Tribal water users, historically left out of those talks, are hoping to have a bigger say in those basin-wide negotiations, and to finally correct an historic injustice by ensuring universal access to clean water for tribes.
A 2019 report by the nonprofit Dig Deep found staggering rates of inequity in terms of access to clean water.
“If you were Native American, you were 19 times more likely to not have plumbing in your home, compared to white people,” says Navajo Tribal Utility Authority Associate Attorney Bidtah Becker.
“Climate change is not new; we’ve known about it since the 1970s, and we’ve seen the effects, and tribes are on the front line of it,” Becker says. “That cannot prevent the federal government to living up to the responsibility to getting clean drinking water to all homes in Indian country.”
As the climate crisis increases pressure on the limited water supply within the Colorado River Basin, water conservation will play a much bigger role, says Jennifer Pitt, Colorado River program director with the National Audubon Society.
“Until very recently, the entire exercise was focused on taking more water out of the river and putting it into use on the land. And I’m not saying there haven’t already been some robust investments in water conservation, but I am saying we’ve only begun to tap that potential,” Pitt says.

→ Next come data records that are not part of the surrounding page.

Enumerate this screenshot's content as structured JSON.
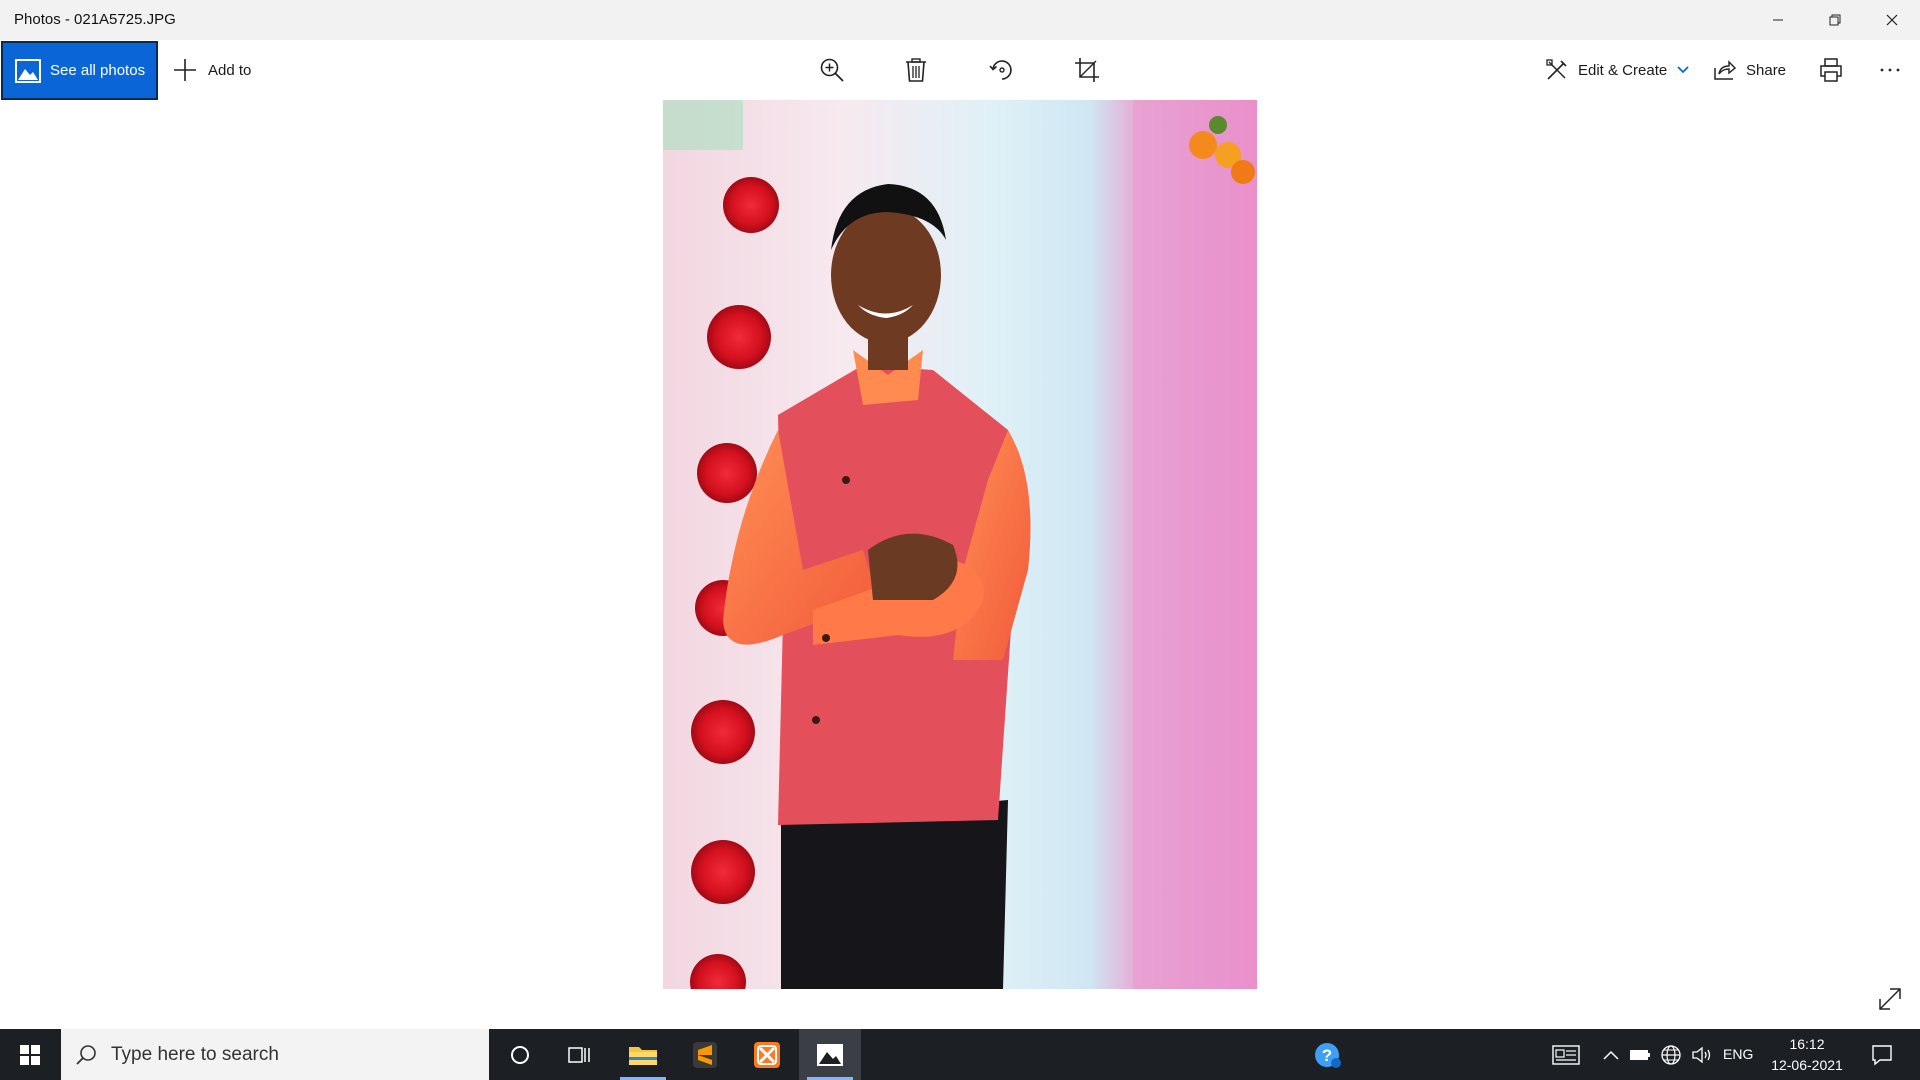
{
  "window": {
    "title": "Photos - 021A5725.JPG",
    "controls": [
      "minimize-icon",
      "restore-icon",
      "close-icon"
    ]
  },
  "toolbar": {
    "see_all_label": "See all photos",
    "add_to_label": "Add to",
    "center_icons": [
      "zoom-in-icon",
      "delete-icon",
      "rotate-icon",
      "crop-icon"
    ],
    "edit_create_label": "Edit & Create",
    "share_label": "Share",
    "right_icons": [
      "print-icon",
      "more-icon"
    ]
  },
  "taskbar": {
    "search_placeholder": "Type here to search",
    "apps": [
      "cortana-icon",
      "task-view-icon",
      "file-explorer-icon",
      "sublime-text-icon",
      "xampp-icon",
      "photos-app-icon"
    ],
    "tray": {
      "language": "ENG",
      "time": "16:12",
      "date": "12-06-2021"
    }
  },
  "colors": {
    "accent": "#0a66d6",
    "taskbar": "#1c1f24",
    "titlebar": "#f2f2f2"
  }
}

Water sharing agreements and other flexible policies can also help apportion this increasingly limited resource.
“I hope that as we confront declining water supply in the West, as we confront rivers drying, we as a society can have the foresight to realize that the choices that we’re making today are going to have significant consequences — not just for our own future, but for our children and their children and on and on,” Pitt says.